Posted by Alex Dews, Guest Columnist

Jul 29, 2019 4:58:50 PM

Climate change is impacting our communities. Neighborhood-level change can help increase climate resilience.

In late spring, sustainability experts gathered at The Discovery Center in Philadelphia for the second Community Climate Resilience Workshop hosted by Green Building United in partnership with the Philadelphia Association of Community Development Corporations. The event aimed to increase knowledge of resilience from the city scale down to the neighborhood level in Philadelphia. Community developers, designers, planners, and government representatives shared knowledge on how climate change is impacting communities, what resiliency means and looks like, and how communities can take action.

We are excited to share three key takeaways from this year’s workshop to understand and better address climate change challenges, such as increased heating and cooling costs in extreme climate conditions, relief after natural disasters, and impact flooding.

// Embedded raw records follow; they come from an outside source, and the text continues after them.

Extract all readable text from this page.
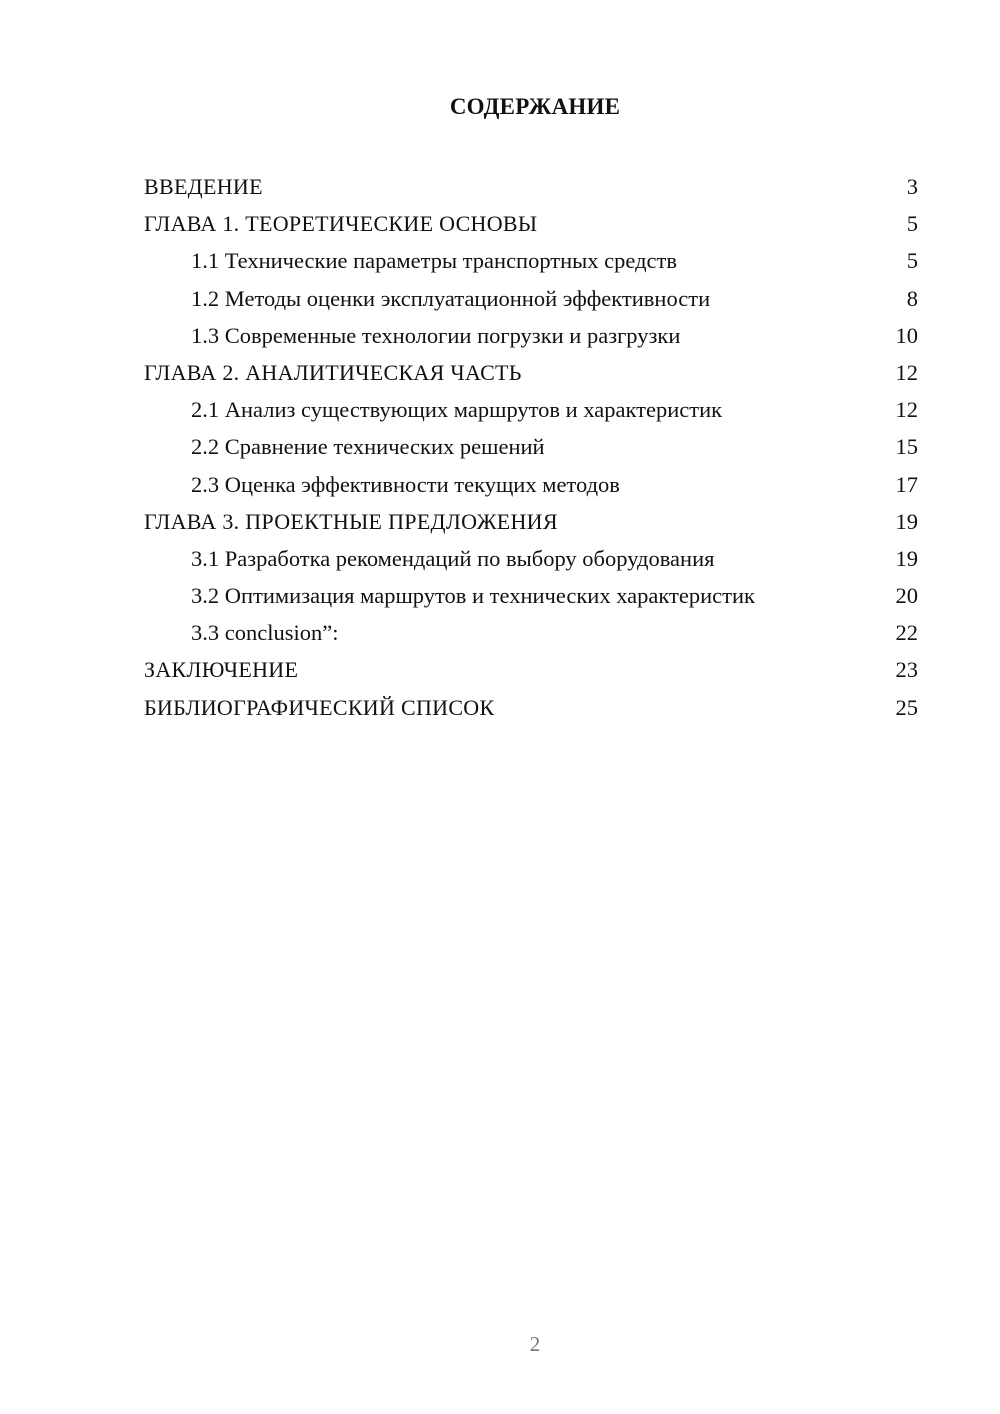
СОДЕРЖАНИЕ
ВВЕДЕНИЕ	3
ГЛАВА 1. ТЕОРЕТИЧЕСКИЕ ОСНОВЫ	5
1.1 Технические параметры транспортных средств	5
1.2 Методы оценки эксплуатационной эффективности	8
1.3 Современные технологии погрузки и разгрузки	10
ГЛАВА 2. АНАЛИТИЧЕСКАЯ ЧАСТЬ	12
2.1 Анализ существующих маршрутов и характеристик	12
2.2 Сравнение технических решений	15
2.3 Оценка эффективности текущих методов	17
ГЛАВА 3. ПРОЕКТНЫЕ ПРЕДЛОЖЕНИЯ	19
3.1 Разработка рекомендаций по выбору оборудования	19
3.2 Оптимизация маршрутов и технических характеристик	20
3.3 conclusion”:	22
ЗАКЛЮЧЕНИЕ	23
БИБЛИОГРАФИЧЕСКИЙ СПИСОК	25
2
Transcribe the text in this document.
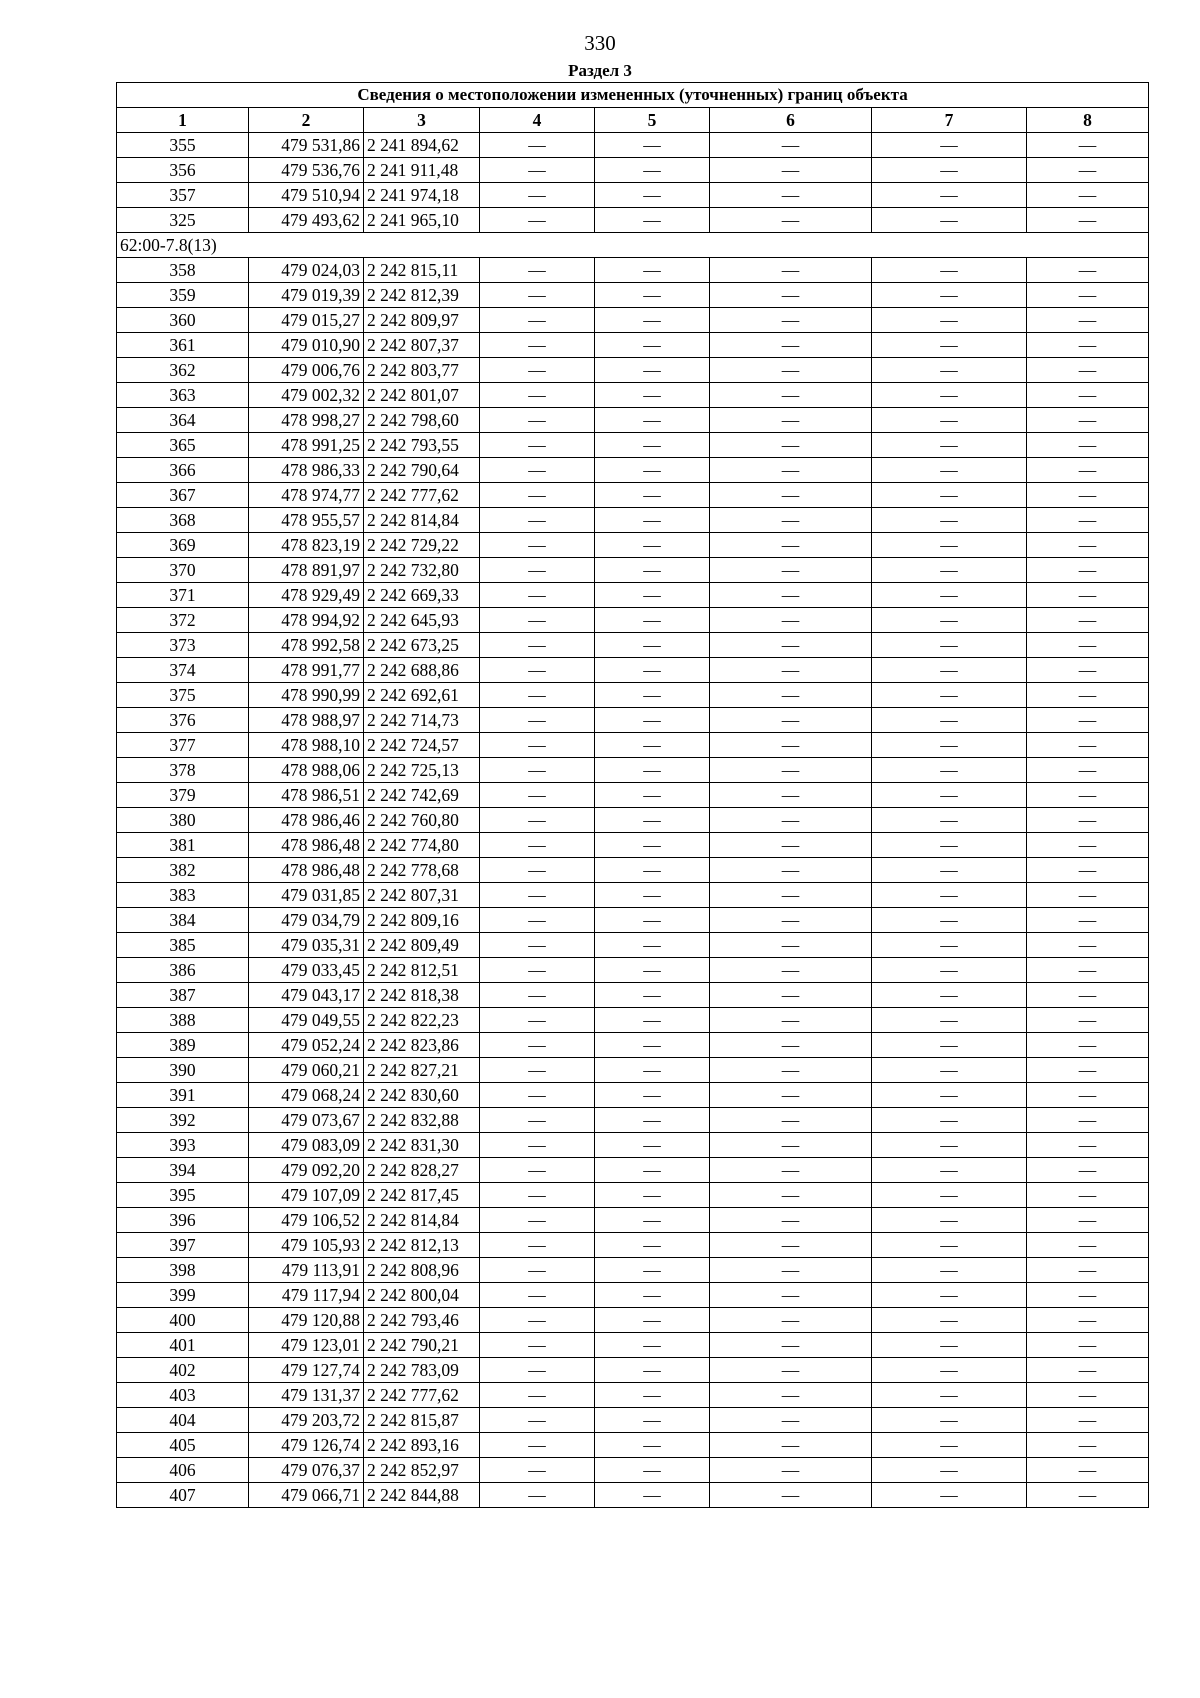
330
Раздел 3
Сведения о местоположении измененных (уточненных) границ объекта							
1	2	3	4	5	6	7	8
355	479 531,86	2 241 894,62	—	—	—	—	—
356	479 536,76	2 241 911,48	—	—	—	—	—
357	479 510,94	2 241 974,18	—	—	—	—	—
325	479 493,62	2 241 965,10	—	—	—	—	—
62:00-7.8(13)							
358	479 024,03	2 242 815,11	—	—	—	—	—
359	479 019,39	2 242 812,39	—	—	—	—	—
360	479 015,27	2 242 809,97	—	—	—	—	—
361	479 010,90	2 242 807,37	—	—	—	—	—
362	479 006,76	2 242 803,77	—	—	—	—	—
363	479 002,32	2 242 801,07	—	—	—	—	—
364	478 998,27	2 242 798,60	—	—	—	—	—
365	478 991,25	2 242 793,55	—	—	—	—	—
366	478 986,33	2 242 790,64	—	—	—	—	—
367	478 974,77	2 242 777,62	—	—	—	—	—
368	478 955,57	2 242 814,84	—	—	—	—	—
369	478 823,19	2 242 729,22	—	—	—	—	—
370	478 891,97	2 242 732,80	—	—	—	—	—
371	478 929,49	2 242 669,33	—	—	—	—	—
372	478 994,92	2 242 645,93	—	—	—	—	—
373	478 992,58	2 242 673,25	—	—	—	—	—
374	478 991,77	2 242 688,86	—	—	—	—	—
375	478 990,99	2 242 692,61	—	—	—	—	—
376	478 988,97	2 242 714,73	—	—	—	—	—
377	478 988,10	2 242 724,57	—	—	—	—	—
378	478 988,06	2 242 725,13	—	—	—	—	—
379	478 986,51	2 242 742,69	—	—	—	—	—
380	478 986,46	2 242 760,80	—	—	—	—	—
381	478 986,48	2 242 774,80	—	—	—	—	—
382	478 986,48	2 242 778,68	—	—	—	—	—
383	479 031,85	2 242 807,31	—	—	—	—	—
384	479 034,79	2 242 809,16	—	—	—	—	—
385	479 035,31	2 242 809,49	—	—	—	—	—
386	479 033,45	2 242 812,51	—	—	—	—	—
387	479 043,17	2 242 818,38	—	—	—	—	—
388	479 049,55	2 242 822,23	—	—	—	—	—
389	479 052,24	2 242 823,86	—	—	—	—	—
390	479 060,21	2 242 827,21	—	—	—	—	—
391	479 068,24	2 242 830,60	—	—	—	—	—
392	479 073,67	2 242 832,88	—	—	—	—	—
393	479 083,09	2 242 831,30	—	—	—	—	—
394	479 092,20	2 242 828,27	—	—	—	—	—
395	479 107,09	2 242 817,45	—	—	—	—	—
396	479 106,52	2 242 814,84	—	—	—	—	—
397	479 105,93	2 242 812,13	—	—	—	—	—
398	479 113,91	2 242 808,96	—	—	—	—	—
399	479 117,94	2 242 800,04	—	—	—	—	—
400	479 120,88	2 242 793,46	—	—	—	—	—
401	479 123,01	2 242 790,21	—	—	—	—	—
402	479 127,74	2 242 783,09	—	—	—	—	—
403	479 131,37	2 242 777,62	—	—	—	—	—
404	479 203,72	2 242 815,87	—	—	—	—	—
405	479 126,74	2 242 893,16	—	—	—	—	—
406	479 076,37	2 242 852,97	—	—	—	—	—
407	479 066,71	2 242 844,88	—	—	—	—	—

#1: Climate change isn’t just natural disasters. Climate change is impacting communities and residents around the world and Philadelphia is no exception, though the specific effects vary from city to city and neighborhood to neighborhood. Climate change will continue to affect communities in more severe ways over time and we must understand what we can do as individuals, households and neighborhoods to be prepared for emergencies and natural disasters, such as fires, flooding and extreme heat.

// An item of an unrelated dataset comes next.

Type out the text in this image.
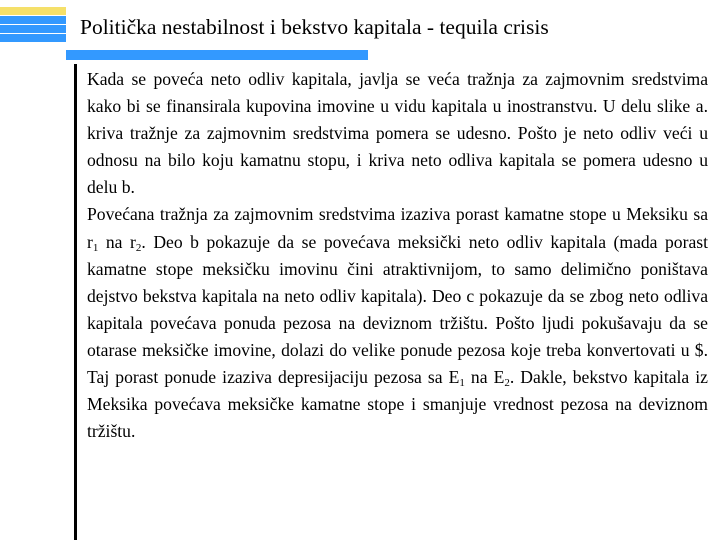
Politička nestabilnost i bekstvo kapitala - tequila crisis

Kada se poveća neto odliv kapitala, javlja se veća tražnja za zajmovnim sredstvima kako bi se finansirala kupovina imovine u vidu kapitala u inostranstvu. U delu slike a. kriva tražnje za zajmovnim sredstvima pomera se udesno. Pošto je neto odliv veći u odnosu na bilo koju kamatnu stopu, i kriva neto odliva kapitala se pomera udesno u delu b.

Povećana tražnja za zajmovnim sredstvima izaziva porast kamatne stope u Meksiku sa $r_1$ na $r_2$. Deo b pokazuje da se povećava meksički neto odliv kapitala (mada porast kamatne stope meksičku imovinu čini atraktivnijom, to samo delimično poništava dejstvo bekstva kapitala na neto odliv kapitala). Deo c pokazuje da se zbog neto odliva kapitala povećava ponuda pezosa na deviznom tržištu. Pošto ljudi pokušavaju da se otarase meksičke imovine, dolazi do velike ponude pezosa koje treba konvertovati u $. Taj porast ponude izaziva depresijaciju pezosa sa $E_1$ na $E_2$. Dakle, bekstvo kapitala iz Meksika povećava meksičke kamatne stope i smanjuje vrednost pezosa na deviznom tržištu.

Green builder magWhile larger scale weather events and natural disasters get most of the attention, it's the more gradual changes to our climate that have the greatest impact. For example, a steady increase in high heat days translates to much lower air quality and increased energy demand, which in turn cause heat related health issues and increase the energy burden for vulnerable populations. The built environment and the social dimension of climate change are both essential to building any strategy around resilience.

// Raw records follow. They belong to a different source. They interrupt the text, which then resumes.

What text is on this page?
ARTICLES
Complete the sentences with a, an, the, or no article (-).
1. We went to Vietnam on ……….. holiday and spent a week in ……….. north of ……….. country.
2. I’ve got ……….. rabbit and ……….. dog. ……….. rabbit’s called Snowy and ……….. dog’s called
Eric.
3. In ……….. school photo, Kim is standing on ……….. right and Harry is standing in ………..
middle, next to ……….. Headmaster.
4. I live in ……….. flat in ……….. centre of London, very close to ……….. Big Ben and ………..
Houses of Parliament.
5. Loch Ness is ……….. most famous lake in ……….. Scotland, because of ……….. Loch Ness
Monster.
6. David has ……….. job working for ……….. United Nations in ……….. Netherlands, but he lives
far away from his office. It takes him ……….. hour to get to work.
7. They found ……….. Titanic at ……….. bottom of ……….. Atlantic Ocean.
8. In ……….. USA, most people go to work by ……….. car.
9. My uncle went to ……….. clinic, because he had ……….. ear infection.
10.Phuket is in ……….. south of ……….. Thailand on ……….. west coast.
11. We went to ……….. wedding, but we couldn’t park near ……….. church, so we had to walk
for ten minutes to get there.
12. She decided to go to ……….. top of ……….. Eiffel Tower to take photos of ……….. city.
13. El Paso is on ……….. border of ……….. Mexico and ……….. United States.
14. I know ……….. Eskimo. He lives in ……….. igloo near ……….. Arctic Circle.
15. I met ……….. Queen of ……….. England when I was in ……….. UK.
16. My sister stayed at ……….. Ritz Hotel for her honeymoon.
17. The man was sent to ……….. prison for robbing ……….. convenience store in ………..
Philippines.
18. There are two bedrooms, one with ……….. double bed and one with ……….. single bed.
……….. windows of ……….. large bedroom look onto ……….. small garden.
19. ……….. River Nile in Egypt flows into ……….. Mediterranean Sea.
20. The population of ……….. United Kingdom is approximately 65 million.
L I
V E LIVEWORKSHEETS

#2: Hyperlocal initiatives drive change. Many cities, have already implemented top-down strategies to address climate challenges, mitigate their impact and help residents adapt. While these initiatives are beneficial, climate change challenges can differ by neighborhood, and no single city agency can address every issue. Hyperlocal organizations, on the other hand, are better resourced to develop relationships, sow community pride, and establish a sense of belonging for residents. When residents feel invested in their communities, they’re more likely to support local initiatives and invest in the good of their neighborhood.

Esperanza, a non-profit community organization based in the Hunting Park neighborhood of Philadelphia, represents an excellent example of a local community collaborating with city government to promote climate resiliency. In 2018, Esperanza and the City’s Office of Sustainability piloted a program called “Beat the Heat” in one of Philadelphia’s hottest neighborhoods. On a summer day, Hunting Park can be as much as 20 degrees hotter than neighboring communities, making it one of the places most vulnerable to climate change in the city. The program, derived from a mutual understanding of the importance and advantages of hyperlocal climate resilient strategies, aimed to cool down the neighborhood through understanding what cooling strategies residents are already practicing, as well as community idea sourcing for short and long-term solutions. One such solution was tree planting, as trees help to cool improve air quality. Prior to the program, Hunting Park had a 3.9 percent tree canopy coverage, compared to a citywide average of 18.6 percent. Through the program, trees were planted in the community and donated to residents so individuals could do their part to increase climate resilience.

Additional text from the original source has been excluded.